Controlled chamber formation of per- and polyfluoroalkyl substances (PFAS) aerosols with Pseudomonas fluorescens: size distributions, effects, and inhalation deposition potential

Abstract. Per- and polyfluoroalkyl substances (PFAS) are recognised as atmospheric contaminants, yet processes governing their aerosol formation, size distribution, and interactions with atmospheric particle surfaces remain unknown. We investigated aerosolisation and size-resolved behaviour of 25 PFAS covering short-, medium-, and long-chain perfluoroalkyl carboxylic acids (PFCA), perfluoroalkane sulfonates, fluorotelomer sulfonates and emerging alternatives.
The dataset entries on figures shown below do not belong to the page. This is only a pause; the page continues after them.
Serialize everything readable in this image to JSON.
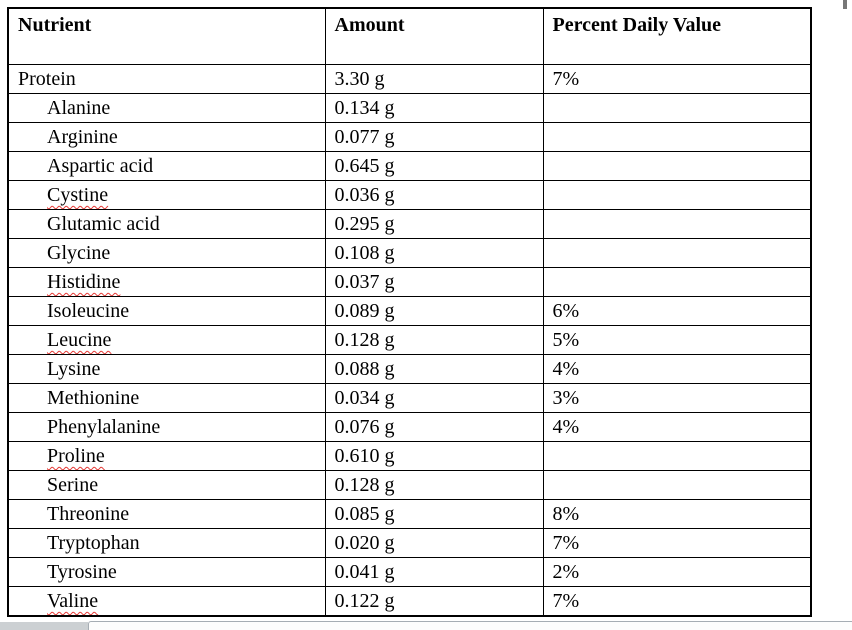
{
  "table": {
    "headers": [
      "Nutrient",
      "Amount",
      "Percent Daily Value"
    ],
    "rows": [
      {
        "nutrient": "Protein",
        "amount": "3.30 g",
        "percent_daily_value": "7%",
        "indented": false,
        "spellcheck_underline": false
      },
      {
        "nutrient": "Alanine",
        "amount": "0.134 g",
        "percent_daily_value": "",
        "indented": true,
        "spellcheck_underline": false
      },
      {
        "nutrient": "Arginine",
        "amount": "0.077 g",
        "percent_daily_value": "",
        "indented": true,
        "spellcheck_underline": false
      },
      {
        "nutrient": "Aspartic acid",
        "amount": "0.645 g",
        "percent_daily_value": "",
        "indented": true,
        "spellcheck_underline": false
      },
      {
        "nutrient": "Cystine",
        "amount": "0.036 g",
        "percent_daily_value": "",
        "indented": true,
        "spellcheck_underline": true
      },
      {
        "nutrient": "Glutamic acid",
        "amount": "0.295 g",
        "percent_daily_value": "",
        "indented": true,
        "spellcheck_underline": false
      },
      {
        "nutrient": "Glycine",
        "amount": "0.108 g",
        "percent_daily_value": "",
        "indented": true,
        "spellcheck_underline": false
      },
      {
        "nutrient": "Histidine",
        "amount": "0.037 g",
        "percent_daily_value": "",
        "indented": true,
        "spellcheck_underline": true
      },
      {
        "nutrient": "Isoleucine",
        "amount": "0.089 g",
        "percent_daily_value": "6%",
        "indented": true,
        "spellcheck_underline": false
      },
      {
        "nutrient": "Leucine",
        "amount": "0.128 g",
        "percent_daily_value": "5%",
        "indented": true,
        "spellcheck_underline": true
      },
      {
        "nutrient": "Lysine",
        "amount": "0.088 g",
        "percent_daily_value": "4%",
        "indented": true,
        "spellcheck_underline": false
      },
      {
        "nutrient": "Methionine",
        "amount": "0.034 g",
        "percent_daily_value": "3%",
        "indented": true,
        "spellcheck_underline": false
      },
      {
        "nutrient": "Phenylalanine",
        "amount": "0.076 g",
        "percent_daily_value": "4%",
        "indented": true,
        "spellcheck_underline": false
      },
      {
        "nutrient": "Proline",
        "amount": "0.610 g",
        "percent_daily_value": "",
        "indented": true,
        "spellcheck_underline": true
      },
      {
        "nutrient": "Serine",
        "amount": "0.128 g",
        "percent_daily_value": "",
        "indented": true,
        "spellcheck_underline": false
      },
      {
        "nutrient": "Threonine",
        "amount": "0.085 g",
        "percent_daily_value": "8%",
        "indented": true,
        "spellcheck_underline": false
      },
      {
        "nutrient": "Tryptophan",
        "amount": "0.020 g",
        "percent_daily_value": "7%",
        "indented": true,
        "spellcheck_underline": false
      },
      {
        "nutrient": "Tyrosine",
        "amount": "0.041 g",
        "percent_daily_value": "2%",
        "indented": true,
        "spellcheck_underline": false
      },
      {
        "nutrient": "Valine",
        "amount": "0.122 g",
        "percent_daily_value": "7%",
        "indented": true,
        "spellcheck_underline": true
      }
    ]
  },
  "colors": {
    "page_bg": "#ffffff",
    "text": "#000000",
    "table_border": "#000000",
    "squiggle": "#e53935",
    "scrollbar_gutter": "#ccd0d3",
    "scrollbar_track": "#fdfdfd",
    "scrollbar_track_border": "#a6adb4"
  }
}
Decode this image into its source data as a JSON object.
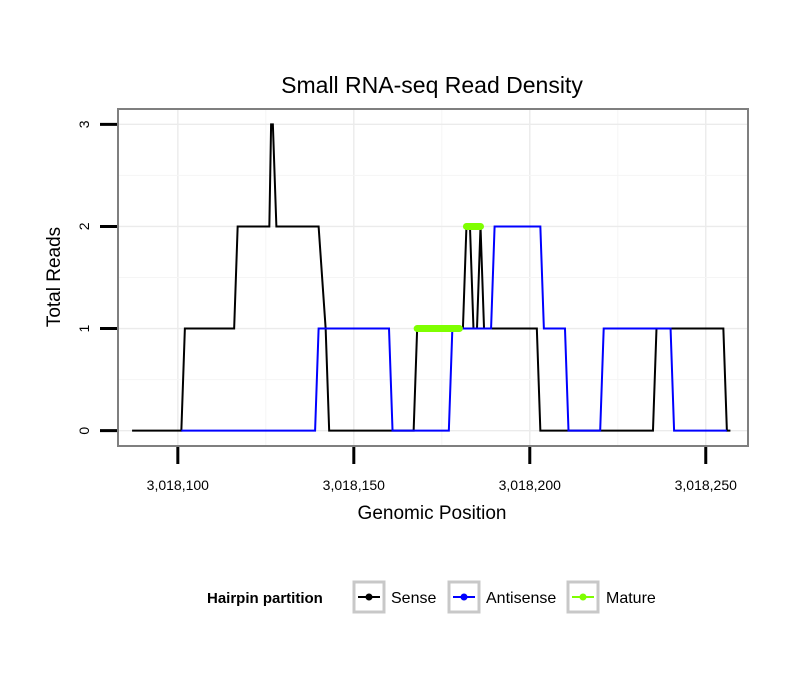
{
  "chart_data": {
    "type": "line",
    "title": "Small RNA-seq Read Density",
    "xlabel": "Genomic Position",
    "ylabel": "Total Reads",
    "xlim": [
      3018083,
      3018262
    ],
    "ylim": [
      -0.15,
      3.15
    ],
    "x_ticks": [
      3018100,
      3018150,
      3018200,
      3018250
    ],
    "x_tick_labels": [
      "3,018,100",
      "3,018,150",
      "3,018,200",
      "3,018,250"
    ],
    "y_ticks": [
      0,
      1,
      2,
      3
    ],
    "y_tick_labels": [
      "0",
      "1",
      "2",
      "3"
    ],
    "grid": true,
    "legend": {
      "title": "Hairpin partition",
      "position": "bottom",
      "entries": [
        "Sense",
        "Antisense",
        "Mature"
      ]
    },
    "series": [
      {
        "name": "Sense",
        "color": "#000000",
        "points": [
          [
            3018087,
            0
          ],
          [
            3018101,
            0
          ],
          [
            3018102,
            1
          ],
          [
            3018116,
            1
          ],
          [
            3018117,
            2
          ],
          [
            3018126,
            2
          ],
          [
            3018126.5,
            3
          ],
          [
            3018127,
            3
          ],
          [
            3018128,
            2
          ],
          [
            3018140,
            2
          ],
          [
            3018142,
            1
          ],
          [
            3018143,
            0
          ],
          [
            3018167,
            0
          ],
          [
            3018168,
            1
          ],
          [
            3018181,
            1
          ],
          [
            3018182,
            2
          ],
          [
            3018183,
            2
          ],
          [
            3018184,
            1
          ],
          [
            3018185,
            1
          ],
          [
            3018186,
            2
          ],
          [
            3018187,
            1
          ],
          [
            3018202,
            1
          ],
          [
            3018203,
            0
          ],
          [
            3018235,
            0
          ],
          [
            3018236,
            1
          ],
          [
            3018255,
            1
          ],
          [
            3018256,
            0
          ],
          [
            3018257,
            0
          ]
        ]
      },
      {
        "name": "Antisense",
        "color": "#0000ff",
        "points": [
          [
            3018101,
            0
          ],
          [
            3018139,
            0
          ],
          [
            3018140,
            1
          ],
          [
            3018160,
            1
          ],
          [
            3018161,
            0
          ],
          [
            3018177,
            0
          ],
          [
            3018178,
            1
          ],
          [
            3018189,
            1
          ],
          [
            3018190,
            2
          ],
          [
            3018203,
            2
          ],
          [
            3018204,
            1
          ],
          [
            3018210,
            1
          ],
          [
            3018211,
            0
          ],
          [
            3018220,
            0
          ],
          [
            3018221,
            1
          ],
          [
            3018237,
            1
          ],
          [
            3018238,
            1
          ],
          [
            3018240,
            1
          ],
          [
            3018241,
            0
          ],
          [
            3018256,
            0
          ]
        ]
      },
      {
        "name": "Mature",
        "color": "#7fff00",
        "segments": [
          [
            [
              3018168,
              1
            ],
            [
              3018180,
              1
            ]
          ],
          [
            [
              3018182,
              2
            ],
            [
              3018186,
              2
            ]
          ]
        ]
      }
    ]
  }
}
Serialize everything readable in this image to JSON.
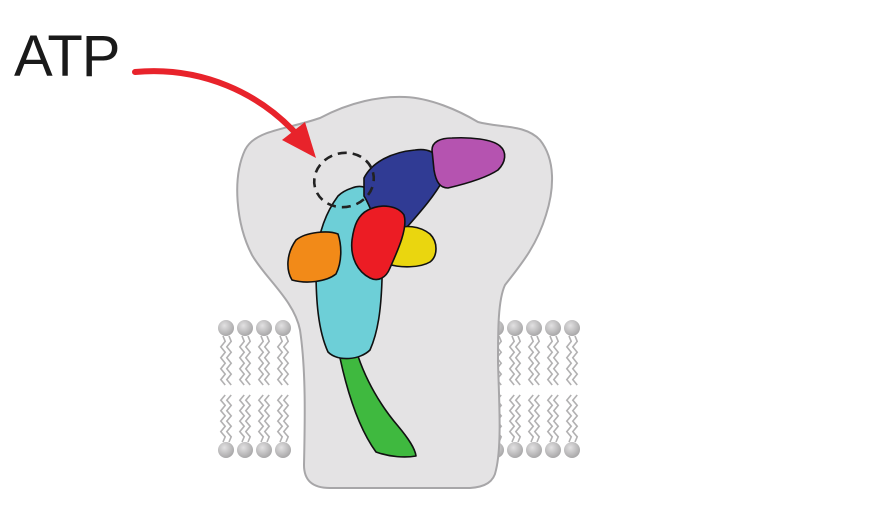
{
  "labels": {
    "atp": "ATP"
  },
  "colors": {
    "background": "#ffffff",
    "protein_body": "#e4e3e4",
    "protein_outline": "#a7a6a8",
    "lipid_head": "#bdbcbd",
    "lipid_tail": "#b2b1b2",
    "arrow": "#e8232b",
    "binding_site": "#222222",
    "domain_purple": "#b553b0",
    "domain_navy": "#303b94",
    "domain_cyan": "#6dcfd7",
    "domain_red": "#ec1c24",
    "domain_yellow": "#ead60f",
    "domain_orange": "#f28a18",
    "domain_green": "#3fb93f"
  }
}
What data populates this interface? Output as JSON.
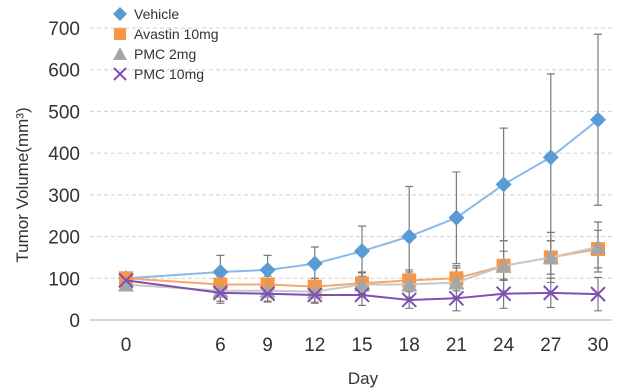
{
  "chart_data": {
    "type": "line",
    "xlabel": "Day",
    "ylabel": "Tumor Volume(mm³)",
    "x": [
      0,
      6,
      9,
      12,
      15,
      18,
      21,
      24,
      27,
      30
    ],
    "ylim": [
      0,
      700
    ],
    "yticks": [
      0,
      100,
      200,
      300,
      400,
      500,
      600,
      700
    ],
    "grid": true,
    "legend_position": "top-left",
    "series": [
      {
        "name": "Vehicle",
        "marker": "diamond",
        "color": "#5b9bd5",
        "line_color": "#8cb8e6",
        "values": [
          100,
          115,
          120,
          135,
          165,
          200,
          245,
          325,
          390,
          480
        ],
        "errors": [
          5,
          40,
          35,
          40,
          60,
          120,
          110,
          135,
          200,
          205
        ]
      },
      {
        "name": "Avastin 10mg",
        "marker": "square",
        "color": "#f79646",
        "line_color": "#f7a86a",
        "values": [
          100,
          85,
          85,
          80,
          88,
          95,
          100,
          130,
          150,
          170
        ],
        "errors": [
          5,
          20,
          20,
          20,
          25,
          25,
          30,
          35,
          40,
          45
        ]
      },
      {
        "name": "PMC 2mg",
        "marker": "triangle",
        "color": "#a6a6a6",
        "line_color": "#c8c8c8",
        "values": [
          85,
          70,
          70,
          68,
          85,
          85,
          90,
          130,
          150,
          175
        ],
        "errors": [
          8,
          25,
          25,
          25,
          30,
          30,
          35,
          60,
          60,
          60
        ]
      },
      {
        "name": "PMC 10mg",
        "marker": "x",
        "color": "#7f4fb3",
        "line_color": "#7f4fb3",
        "values": [
          95,
          65,
          63,
          60,
          60,
          48,
          52,
          63,
          65,
          62
        ],
        "errors": [
          8,
          25,
          20,
          20,
          25,
          20,
          30,
          35,
          35,
          40
        ]
      }
    ]
  }
}
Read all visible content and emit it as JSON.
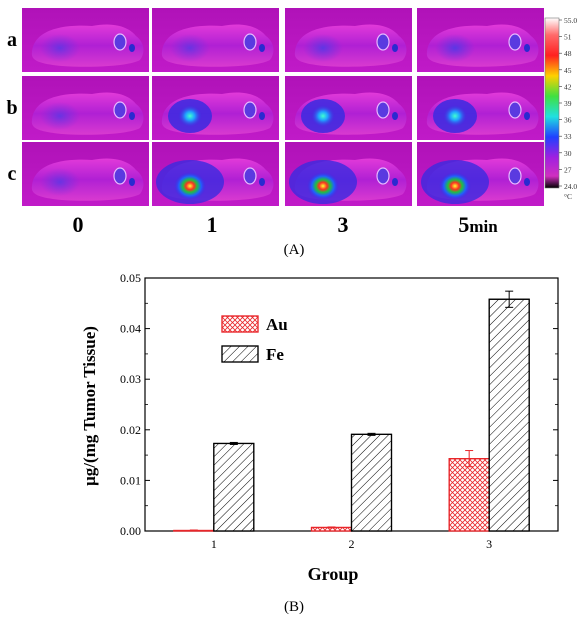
{
  "panel_a": {
    "row_labels": [
      "a",
      "b",
      "c"
    ],
    "time_labels": [
      "0",
      "1",
      "3",
      "5"
    ],
    "time_unit": "min",
    "caption": "(A)",
    "colorbar": {
      "ticks": [
        "55.0",
        "51",
        "48",
        "45",
        "42",
        "39",
        "36",
        "33",
        "30",
        "27",
        "24.0"
      ],
      "unit": "°C"
    },
    "hotspot_intensity": [
      [
        0,
        0,
        0.1,
        0.15
      ],
      [
        0,
        0.55,
        0.62,
        0.6
      ],
      [
        0,
        1.0,
        0.95,
        0.92
      ]
    ]
  },
  "chart_data": {
    "type": "bar",
    "xlabel": "Group",
    "ylabel": "μg/(mg Tumor Tissue)",
    "categories": [
      "1",
      "2",
      "3"
    ],
    "ylim": [
      0,
      0.05
    ],
    "yticks": [
      "0.00",
      "0.01",
      "0.02",
      "0.03",
      "0.04",
      "0.05"
    ],
    "series": [
      {
        "name": "Au",
        "values": [
          0.0001,
          0.0007,
          0.0143
        ],
        "errors": [
          0.0001,
          0.0001,
          0.0016
        ],
        "color": "#e8262a"
      },
      {
        "name": "Fe",
        "values": [
          0.0173,
          0.0191,
          0.0458
        ],
        "errors": [
          0.0002,
          0.0002,
          0.0016
        ],
        "color": "#000000"
      }
    ],
    "legend_position": "top-left"
  },
  "panel_b": {
    "caption": "(B)"
  }
}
Experiments were conducted under controlled chamber conditions using a water–organic solvent system, in the absence/presence of the model bacterium Pseudomonas fluorescens seed, representative of wastewater-impacted environments. Most PFAS exhibited unimodal mass–size distributions peaking at 0.3 µm, indicating dominant association with the fine mode. Sulfonated PFAS showed broadly similar aerosol-phase concentrations regardless of carbon-chain length, whereas PFCA displayed increasing aerosolisation with chain length. Perfluorooctane sulfonic acid (PFOS) showed additional ultrafine enrichment, 6:2 fluorotelomer sulfonate (6:2 FTS) and sodium 4,8-dioxa-3H-perfluorononanoate (NaDONA) exhibited broader size profiles, suggesting compound-specific effects linked to volatility and interfacial behaviour. Pseudomonas fluorescens seed did not enhance PFAS aerosol concentrations through condensation or heterogeneous uptake onto bacterial particles or shift in modal diameters, and no enrichment was observed at bacterial size mode, indicating limited PFAS-bioaerosol association under the tested conditions. Multiple-Path Particle Dosimetry (MPPD) modelling based on the measured size distributions predicted substantial deposition of the aerosol-bound PFAS in the pulmonary region, particularly for compounds enriched in ultrafine particles. Our findings indicate that PFAS aerosol behaviour in mixed-solvent systems is controlled primarily by physical droplet generation and evaporation, with implications for airborne transport and inhalation exposure from contaminated aqueous sources.